A merger involves the offeror incorporating a new wholly owned subsidiary, itself often a BVI company although another merger friendly jurisdiction can be used. A shareholders meeting of the target is then convened to approve a merger of the target with the new subsidiary with the resulting merged company thereby becoming a subsidiary of the offeror. Unless the target's constitutional documents provide for a higher threshold, the merger may only require approval of a simple majority vote of the target's shareholders who attend the meeting, although in the case of an offeror which is already a substantial shareholder in the target it may be decided also to seek approval from independent shareholders holding a majority of the other shares. No BVI court approval is required for a merger.

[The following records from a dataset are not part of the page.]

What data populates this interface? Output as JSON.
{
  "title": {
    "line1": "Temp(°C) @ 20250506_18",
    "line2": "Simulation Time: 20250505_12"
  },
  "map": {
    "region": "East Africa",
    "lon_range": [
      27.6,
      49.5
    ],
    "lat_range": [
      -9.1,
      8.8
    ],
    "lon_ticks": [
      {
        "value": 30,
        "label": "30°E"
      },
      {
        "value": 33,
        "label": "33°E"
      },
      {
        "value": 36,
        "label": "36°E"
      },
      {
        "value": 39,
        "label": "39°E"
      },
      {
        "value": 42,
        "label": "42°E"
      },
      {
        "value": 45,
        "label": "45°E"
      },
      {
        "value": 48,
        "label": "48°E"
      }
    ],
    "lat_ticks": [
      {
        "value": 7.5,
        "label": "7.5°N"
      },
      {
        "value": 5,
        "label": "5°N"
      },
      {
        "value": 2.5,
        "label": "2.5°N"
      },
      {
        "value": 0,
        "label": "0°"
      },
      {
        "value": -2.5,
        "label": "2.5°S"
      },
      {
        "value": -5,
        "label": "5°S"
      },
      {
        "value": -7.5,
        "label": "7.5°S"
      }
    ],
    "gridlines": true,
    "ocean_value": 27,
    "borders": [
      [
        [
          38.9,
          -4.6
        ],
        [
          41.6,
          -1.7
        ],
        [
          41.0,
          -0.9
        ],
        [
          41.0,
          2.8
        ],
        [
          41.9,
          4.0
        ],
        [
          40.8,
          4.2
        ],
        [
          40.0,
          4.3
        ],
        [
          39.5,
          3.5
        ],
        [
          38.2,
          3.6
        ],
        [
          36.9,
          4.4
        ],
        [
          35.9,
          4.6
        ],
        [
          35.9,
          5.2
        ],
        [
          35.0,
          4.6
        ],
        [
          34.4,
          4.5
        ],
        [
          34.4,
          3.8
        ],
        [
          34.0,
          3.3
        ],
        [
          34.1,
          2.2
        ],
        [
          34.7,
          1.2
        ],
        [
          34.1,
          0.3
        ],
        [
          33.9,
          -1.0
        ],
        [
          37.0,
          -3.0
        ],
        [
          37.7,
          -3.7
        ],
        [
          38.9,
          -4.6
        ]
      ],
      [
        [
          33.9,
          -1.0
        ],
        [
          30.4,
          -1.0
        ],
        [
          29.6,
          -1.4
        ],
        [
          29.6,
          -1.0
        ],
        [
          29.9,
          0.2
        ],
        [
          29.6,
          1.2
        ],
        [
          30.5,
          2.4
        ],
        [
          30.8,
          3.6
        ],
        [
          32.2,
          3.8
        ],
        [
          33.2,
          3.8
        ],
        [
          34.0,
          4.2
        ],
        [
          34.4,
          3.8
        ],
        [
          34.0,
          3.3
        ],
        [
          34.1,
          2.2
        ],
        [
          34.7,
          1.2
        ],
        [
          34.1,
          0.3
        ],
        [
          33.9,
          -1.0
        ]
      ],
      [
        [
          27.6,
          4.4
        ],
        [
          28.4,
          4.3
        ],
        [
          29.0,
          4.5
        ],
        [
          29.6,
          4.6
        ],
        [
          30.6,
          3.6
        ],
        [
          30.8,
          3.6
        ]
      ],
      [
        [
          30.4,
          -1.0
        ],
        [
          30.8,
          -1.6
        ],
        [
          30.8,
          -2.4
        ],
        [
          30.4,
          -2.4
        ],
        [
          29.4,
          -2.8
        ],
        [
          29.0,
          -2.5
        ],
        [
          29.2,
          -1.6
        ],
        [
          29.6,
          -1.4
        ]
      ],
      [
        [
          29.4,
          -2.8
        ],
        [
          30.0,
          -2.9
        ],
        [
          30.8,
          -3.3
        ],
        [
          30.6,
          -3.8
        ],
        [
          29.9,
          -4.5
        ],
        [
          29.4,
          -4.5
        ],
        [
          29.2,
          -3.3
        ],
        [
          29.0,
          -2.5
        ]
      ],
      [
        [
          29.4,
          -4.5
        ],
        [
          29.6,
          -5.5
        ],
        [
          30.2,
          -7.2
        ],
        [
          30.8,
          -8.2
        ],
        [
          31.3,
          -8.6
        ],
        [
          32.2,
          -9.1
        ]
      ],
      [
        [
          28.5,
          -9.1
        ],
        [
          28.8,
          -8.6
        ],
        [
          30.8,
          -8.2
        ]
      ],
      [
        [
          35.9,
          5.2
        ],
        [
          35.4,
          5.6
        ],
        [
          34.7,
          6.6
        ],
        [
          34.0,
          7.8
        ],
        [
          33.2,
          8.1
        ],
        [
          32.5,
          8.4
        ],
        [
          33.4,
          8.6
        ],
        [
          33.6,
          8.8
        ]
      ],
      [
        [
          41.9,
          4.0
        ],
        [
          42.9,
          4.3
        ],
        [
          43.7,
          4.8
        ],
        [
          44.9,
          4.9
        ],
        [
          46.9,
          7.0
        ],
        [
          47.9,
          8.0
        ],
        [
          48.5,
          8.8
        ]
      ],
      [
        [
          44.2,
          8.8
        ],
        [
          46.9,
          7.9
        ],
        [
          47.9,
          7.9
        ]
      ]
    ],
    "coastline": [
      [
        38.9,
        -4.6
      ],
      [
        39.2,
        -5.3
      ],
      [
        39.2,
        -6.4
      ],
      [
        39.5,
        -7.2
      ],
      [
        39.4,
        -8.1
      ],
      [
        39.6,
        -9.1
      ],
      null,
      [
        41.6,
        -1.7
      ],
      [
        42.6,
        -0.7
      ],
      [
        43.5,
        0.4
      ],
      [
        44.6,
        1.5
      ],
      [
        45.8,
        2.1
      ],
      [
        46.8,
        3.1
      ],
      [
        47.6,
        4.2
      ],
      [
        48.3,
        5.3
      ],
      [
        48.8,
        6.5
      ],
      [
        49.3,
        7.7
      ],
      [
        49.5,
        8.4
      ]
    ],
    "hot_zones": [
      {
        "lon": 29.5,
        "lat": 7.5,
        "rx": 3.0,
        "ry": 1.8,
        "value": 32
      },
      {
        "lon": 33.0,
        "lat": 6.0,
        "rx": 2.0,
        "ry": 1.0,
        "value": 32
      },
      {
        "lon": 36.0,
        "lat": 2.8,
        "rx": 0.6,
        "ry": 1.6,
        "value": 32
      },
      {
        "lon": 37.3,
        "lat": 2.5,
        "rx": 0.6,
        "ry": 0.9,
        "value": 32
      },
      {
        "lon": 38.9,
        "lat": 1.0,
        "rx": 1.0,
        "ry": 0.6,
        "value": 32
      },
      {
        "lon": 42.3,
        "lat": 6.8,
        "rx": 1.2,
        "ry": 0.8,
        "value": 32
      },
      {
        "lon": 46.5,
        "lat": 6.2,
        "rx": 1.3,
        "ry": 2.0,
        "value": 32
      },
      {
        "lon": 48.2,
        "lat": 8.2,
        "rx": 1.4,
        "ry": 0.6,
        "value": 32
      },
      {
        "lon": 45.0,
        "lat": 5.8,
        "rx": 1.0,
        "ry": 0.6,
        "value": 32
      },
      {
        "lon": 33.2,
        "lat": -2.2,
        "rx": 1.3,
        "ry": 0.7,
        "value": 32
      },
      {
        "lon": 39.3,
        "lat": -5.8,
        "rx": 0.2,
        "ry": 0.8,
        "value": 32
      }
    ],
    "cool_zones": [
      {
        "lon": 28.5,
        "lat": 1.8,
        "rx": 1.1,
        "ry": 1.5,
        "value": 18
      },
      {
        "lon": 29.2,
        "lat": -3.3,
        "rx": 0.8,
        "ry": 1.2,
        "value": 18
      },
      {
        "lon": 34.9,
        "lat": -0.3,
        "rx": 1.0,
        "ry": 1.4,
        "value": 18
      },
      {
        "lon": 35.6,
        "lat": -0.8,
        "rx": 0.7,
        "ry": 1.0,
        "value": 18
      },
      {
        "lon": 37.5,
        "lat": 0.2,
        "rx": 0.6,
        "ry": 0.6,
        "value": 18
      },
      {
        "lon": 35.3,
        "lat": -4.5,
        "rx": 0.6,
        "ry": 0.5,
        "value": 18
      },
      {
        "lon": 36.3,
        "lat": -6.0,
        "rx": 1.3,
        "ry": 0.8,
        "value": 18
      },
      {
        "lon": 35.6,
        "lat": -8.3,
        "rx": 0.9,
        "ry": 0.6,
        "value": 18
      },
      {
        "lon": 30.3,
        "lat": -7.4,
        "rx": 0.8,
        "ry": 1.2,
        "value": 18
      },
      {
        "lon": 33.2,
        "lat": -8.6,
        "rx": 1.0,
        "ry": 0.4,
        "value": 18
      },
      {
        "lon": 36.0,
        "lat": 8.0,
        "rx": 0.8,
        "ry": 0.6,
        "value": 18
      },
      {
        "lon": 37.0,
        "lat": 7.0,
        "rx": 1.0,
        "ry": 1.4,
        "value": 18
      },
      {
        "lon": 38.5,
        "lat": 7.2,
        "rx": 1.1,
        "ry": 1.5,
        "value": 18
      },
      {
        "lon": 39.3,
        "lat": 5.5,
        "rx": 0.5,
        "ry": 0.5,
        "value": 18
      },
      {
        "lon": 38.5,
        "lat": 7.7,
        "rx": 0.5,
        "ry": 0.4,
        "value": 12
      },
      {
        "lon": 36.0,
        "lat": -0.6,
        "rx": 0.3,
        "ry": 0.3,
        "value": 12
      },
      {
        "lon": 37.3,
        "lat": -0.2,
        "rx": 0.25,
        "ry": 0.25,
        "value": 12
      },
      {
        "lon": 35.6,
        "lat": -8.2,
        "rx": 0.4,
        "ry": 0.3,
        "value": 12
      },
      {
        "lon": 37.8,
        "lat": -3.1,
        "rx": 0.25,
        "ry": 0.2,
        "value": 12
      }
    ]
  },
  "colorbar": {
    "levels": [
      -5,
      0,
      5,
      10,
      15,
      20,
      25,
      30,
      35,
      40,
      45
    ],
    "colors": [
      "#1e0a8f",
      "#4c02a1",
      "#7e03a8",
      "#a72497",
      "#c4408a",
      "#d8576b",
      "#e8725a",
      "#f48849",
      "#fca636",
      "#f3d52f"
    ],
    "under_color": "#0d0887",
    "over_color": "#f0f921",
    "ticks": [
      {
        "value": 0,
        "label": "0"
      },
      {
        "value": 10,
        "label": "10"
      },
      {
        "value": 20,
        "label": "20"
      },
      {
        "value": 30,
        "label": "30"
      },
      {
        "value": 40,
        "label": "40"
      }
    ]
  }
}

A tender offer (or takeover bid) is a contractual offer made by an offeror to shareholders in the target BVI company to acquire their shares. Shareholders who accept the offer transfer their shares to the offeror in return for the relevant consideration. BVI law provides a "squeeze out" mechanism allowing an offeror achieving 90% acceptances of its offer to compel the remaining shareholders to have their shares repurchased by the BVI target company. The offeror may make the completion of the takeover conditional on this 90% acceptance level being achieved so that it can be sure it will become owner of 100% of the target's shares through the squeeze out. Again, no court approval is required.

A scheme of arrangement is an English law based court sanctioned process whereby a restructuring of the target which results in a takeover by the offeror can be implemented. A scheme of arrangement requires the approval of a majority in number of target shareholders holding 75% by value of the target's shares, together with the approval of the BVI court. There is in addition an alternative court sanctioned process known as a plan of arrangement based on the Canadian law model where the BVI court sets the approval threshold required. Once approved by the requisite majority and the BVI court, the scheme of arrangement or plan of arrangement is binding on all shareholders.

Minority shareholders dissenting from one of the above transactions which has been approved by the requisite majority will have certain rights under BVI law. In the case of a merger, squeeze out and, if the BVI court so orders, a plan of arrangement there will be appraisal rights allowing shareholders to have their shares independently valued. In the case of a scheme of arrangement dissenting shareholders may at least in theory seek relief from the court, although they will have to justify the court interfering with a transaction approved by the requisite statutory majority, which is likely to be difficult in most circumstances.

The choice between the above structures may depend on a number of onshore law and commercial factors including timing and certainty requirements, the rules of the relevant stock exchange, market expectations and tax issues. However, the alternative structures available under BVI law provide great flexibility for an offeror in addressing those issues.

The content of this article is intended to provide a general guide to the subject matter. Specialist advice should be sought about your specific circumstances.